After he retired from the boxing ring, Salvador Ali opened a kitchenware/restaurant, his slogan being "Serving up both salad and brooms. "People loved his courteous service and the way he cooked his eggs. He designated the store part of his building with gray lights and the restaurant part with purple ones. His famous glass statues included lightning bolts and bulls, and his store carried many antiques records specializing in slow music, cashmere aprons, thermoses of all shapes and sizes, tacky sheets to hang items, and lazy Susan’s that spun like wheels.

Salvador Ali’s daughter, Ali Ali, was taunted all her life with calls of “Ali Ali, one-horned oxen free!” At age 18 she married Tim “Quick Draw” MacGraw, starting her show biz career shortly thereafter.

Tim “Quick Draw” MacGraw got his nickname from his wife Ali, but it’s not what you would think-, and please get your mind out of the gutter–he’s an expert in Pictionary.

Presidential historian Phil A.B.C.D.E.F.G. “Harry” Phartuccio’s 1977 book Watergate: The True Story argued that President Richard M. Nixon was inattentive to the mounting Watergate scandal because he was playing Pictionary far too much, even obsessively, with Vice President Spiro Agnew and Secretary of State Henry Kissinger. Phartuccio was unmoved when critics pointed out that Pictionary wasn’t published until 11 years after Nixon’s resignation; the book sold only four copies, three of them in Blawnox.
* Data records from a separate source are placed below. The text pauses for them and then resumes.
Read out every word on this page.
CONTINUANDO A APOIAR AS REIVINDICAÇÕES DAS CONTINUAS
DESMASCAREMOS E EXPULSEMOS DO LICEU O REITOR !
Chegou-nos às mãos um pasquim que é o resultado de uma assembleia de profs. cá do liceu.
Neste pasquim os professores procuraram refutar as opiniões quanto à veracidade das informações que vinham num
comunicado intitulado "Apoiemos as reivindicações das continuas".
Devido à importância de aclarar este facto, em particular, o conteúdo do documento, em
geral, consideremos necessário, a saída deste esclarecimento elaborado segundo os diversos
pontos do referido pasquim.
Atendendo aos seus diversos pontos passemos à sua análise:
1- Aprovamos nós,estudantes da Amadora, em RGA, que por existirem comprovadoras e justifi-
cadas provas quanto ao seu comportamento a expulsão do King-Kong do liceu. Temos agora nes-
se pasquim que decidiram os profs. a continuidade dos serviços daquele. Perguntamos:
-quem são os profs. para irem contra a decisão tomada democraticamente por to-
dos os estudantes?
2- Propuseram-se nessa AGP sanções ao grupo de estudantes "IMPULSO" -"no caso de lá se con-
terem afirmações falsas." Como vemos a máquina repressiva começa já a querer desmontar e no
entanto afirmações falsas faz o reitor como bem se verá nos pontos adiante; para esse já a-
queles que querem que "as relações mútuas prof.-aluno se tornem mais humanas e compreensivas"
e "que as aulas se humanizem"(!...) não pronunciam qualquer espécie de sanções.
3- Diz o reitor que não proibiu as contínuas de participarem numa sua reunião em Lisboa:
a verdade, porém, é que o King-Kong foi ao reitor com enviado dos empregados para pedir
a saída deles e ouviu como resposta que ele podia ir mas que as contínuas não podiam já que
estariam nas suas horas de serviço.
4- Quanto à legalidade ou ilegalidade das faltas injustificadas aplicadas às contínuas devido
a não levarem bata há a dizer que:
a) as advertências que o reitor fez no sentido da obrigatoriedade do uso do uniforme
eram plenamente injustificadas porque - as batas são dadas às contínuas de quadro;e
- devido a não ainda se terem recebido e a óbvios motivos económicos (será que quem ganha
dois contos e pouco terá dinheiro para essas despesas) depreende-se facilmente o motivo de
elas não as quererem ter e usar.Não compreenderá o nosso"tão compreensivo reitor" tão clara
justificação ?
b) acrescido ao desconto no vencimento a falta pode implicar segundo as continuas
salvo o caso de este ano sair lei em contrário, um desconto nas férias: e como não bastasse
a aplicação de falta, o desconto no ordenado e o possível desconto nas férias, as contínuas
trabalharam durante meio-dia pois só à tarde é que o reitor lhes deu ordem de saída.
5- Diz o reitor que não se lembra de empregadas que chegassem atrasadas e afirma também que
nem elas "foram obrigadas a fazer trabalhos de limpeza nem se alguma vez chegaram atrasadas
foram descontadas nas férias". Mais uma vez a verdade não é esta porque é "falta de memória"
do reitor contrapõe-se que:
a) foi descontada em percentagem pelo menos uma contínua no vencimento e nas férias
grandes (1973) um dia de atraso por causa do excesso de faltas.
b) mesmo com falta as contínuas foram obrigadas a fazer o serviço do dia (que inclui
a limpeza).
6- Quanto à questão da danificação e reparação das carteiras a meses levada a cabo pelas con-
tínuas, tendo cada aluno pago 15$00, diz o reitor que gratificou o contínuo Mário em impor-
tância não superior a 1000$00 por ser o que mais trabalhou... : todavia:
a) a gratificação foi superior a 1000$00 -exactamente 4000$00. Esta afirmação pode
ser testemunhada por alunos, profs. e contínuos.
The movie version of Watergate: The True Story was praised for its production values but made many people wonder why so much of it took place in hospitals and Henry Kissinger was depicted as a painfully thin transgender woman. Only during the lawsuits did the producers admit it was actually just the movie Dallas Buyer’s Club with a new Watergate themed audio track by Randy Quaid as Richard Nixon and Jerry Lewis as Kissinger.

No one knows why President Nixon, in March, 1974, aimed every US ICBM at Blawnox, PA–or how he did it.

When President Nixon aimed the ICBMs at Blawnox on March 21, 1974 the town’s entire population hiked up Mount Blawnox and stood in a circle holding signs that said “WELCOME ALIENS! WE LOVE YOU!!” The mayor at the time, Chuckles Joe Pumpkins, sat in a high-backed chair in the middle of the circle with the Key to the City, which he planned to award to the alien leader (providing the alien leader had hands to hold it, of course).

At an underwhelming 26.4 feet above sea level, Mount Blawnox is only the 74,223th tallest peak in the continental United States. A herd of feral Lombardy Pudding Elk grazes in the hollyhock fields around the base of the mount (hill, really) in early April each year.